為了將抽象且複雜的概念視覺化、具體化,以幫助學生理解,以及解決使用開放硬體進行教學所面臨的種種限制,本研究發展視覺化模擬輔助物聯網教學之教學策略,針對「硬體操作模擬」、「架構流程模擬」、「抽象概念模擬」三種模擬形式開發視覺化模擬輔助學習平台,並探討視覺化模擬輔助教學對物聯網學習成就、學習態度之影響。此外,為探究抽象推理能力對於學習物聯網此等抽象複雜的內容是否會造成影響,以及不同的教學策略是否對不同抽象推理能力的學生造成不同的影響,研究亦將抽象推理能力納入討論。經由教學實驗結果發現:
一、本研究發展之視覺化模擬輔助學習平台上,「硬體操作模擬」能幫助學生記憶模組的功能與應用,對於感知層的意義有較完整的理解,並且融入了模擬情境的設計,幫助學生將感知層相關概念與具體情境連結,因而能將課堂所學的概念類推應用至其他生活情境;「架構流程模擬」能幫助學生逐步觀察架構與流程的運作方式並與之互動,藉以掌握複雜的物聯網架構與運作流程;「抽象概念模擬」能透過設定參數與觀察演算法動態的模擬結果,幫助學生以視覺化的形式將抽象概念進行表徵,以更清楚理解演算法的邏輯、執行順序以及變項之間的關聯性,進而能描述較完整的演算法細節,因而,視覺化模擬輔助教學能提升學生物聯網的學習成就。

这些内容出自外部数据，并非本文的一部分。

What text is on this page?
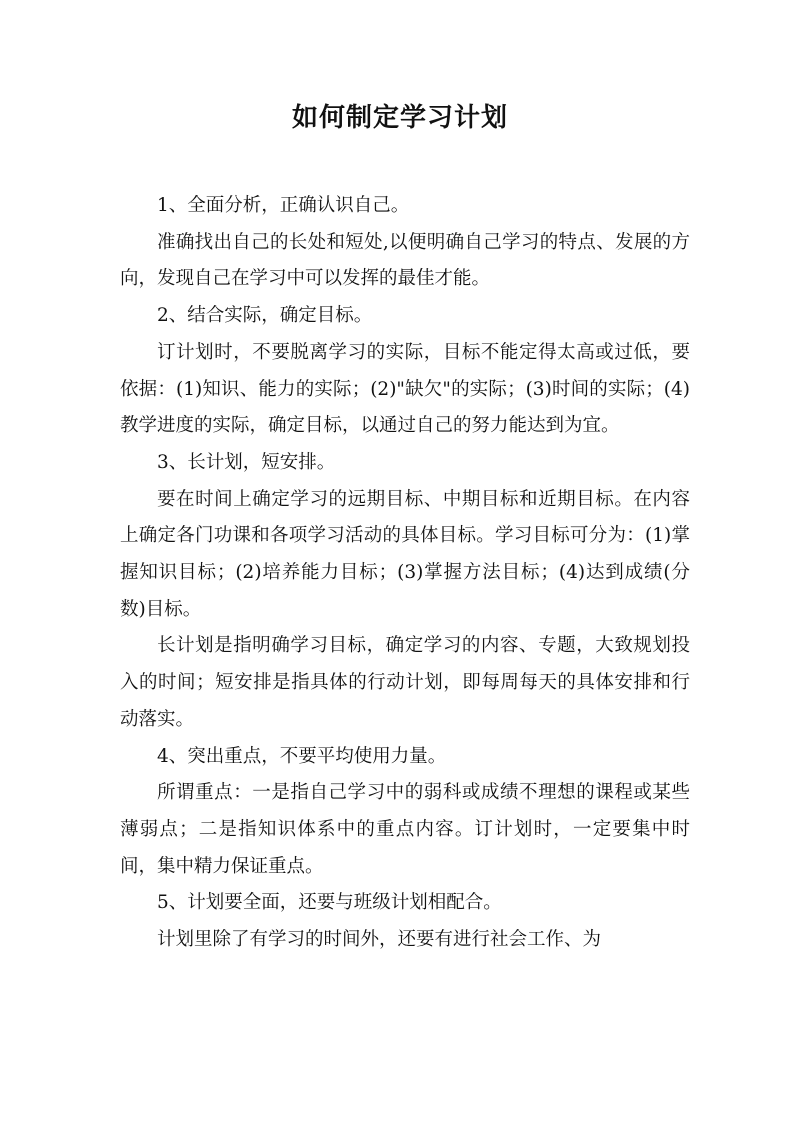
如何制定学习计划

1、全面分析，正确认识自己。

准确找出自己的长处和短处,以便明确自己学习的特点、发展的方向，发现自己在学习中可以发挥的最佳才能。

2、结合实际，确定目标。

订计划时，不要脱离学习的实际，目标不能定得太高或过低，要依据：(1)知识、能力的实际；(2)"缺欠"的实际；(3)时间的实际；(4)教学进度的实际，确定目标，以通过自己的努力能达到为宜。

3、长计划，短安排。

要在时间上确定学习的远期目标、中期目标和近期目标。在内容上确定各门功课和各项学习活动的具体目标。学习目标可分为：(1)掌握知识目标；(2)培养能力目标；(3)掌握方法目标；(4)达到成绩(分数)目标。

长计划是指明确学习目标，确定学习的内容、专题，大致规划投入的时间；短安排是指具体的行动计划，即每周每天的具体安排和行动落实。

4、突出重点，不要平均使用力量。

所谓重点：一是指自己学习中的弱科或成绩不理想的课程或某些薄弱点；二是指知识体系中的重点内容。订计划时，一定要集中时间，集中精力保证重点。

5、计划要全面，还要与班级计划相配合。

计划里除了有学习的时间外，还要有进行社会工作、为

二、視覺化模擬輔助教學相較於傳統講述式教學,學生能以自己的步調進行學習,並藉由與平台的互動過程學習物聯網概念,且給予學生即時的回饋,使學生能隨時根據回饋修正思考,因此更能掌握自身理解概念的歷程,進一步擁有較高的自我效能。另一方面,使用視覺化模擬輔助教學,能幫助學生以視覺化的形式將抽象概念進行表徵,並使學生透過逐步觀察架構與流程的運作方式並與之互動,藉以掌握複雜的物聯網架構與運作流程,能降低學生的學習負擔,因而對於抽象主題的學習感受較為正向,且感受到的課程難度較低。此外,視覺化模擬輔助教學能提供更加系統化地統整物聯網的知識架構,學生可以按照物聯網的架構逐漸學習相關的物聯網概念,可以更有效的理解物聯網的完整架構,因此對自身在物聯網主題的理解程度有較正向的感受。在電腦科學學習興趣方面,因實驗組與控制組在課程中皆涵蓋許多生活中的物聯網案例,且有較多學習內容是與學生自身生活有連結,故兩組皆顯著提升電腦科學學習興趣。此外,從性別的因素來看,男生較認同視覺化模擬輔助教學之有效性,而此教學方式較能降低女生對於抽象學習主題的負面感受。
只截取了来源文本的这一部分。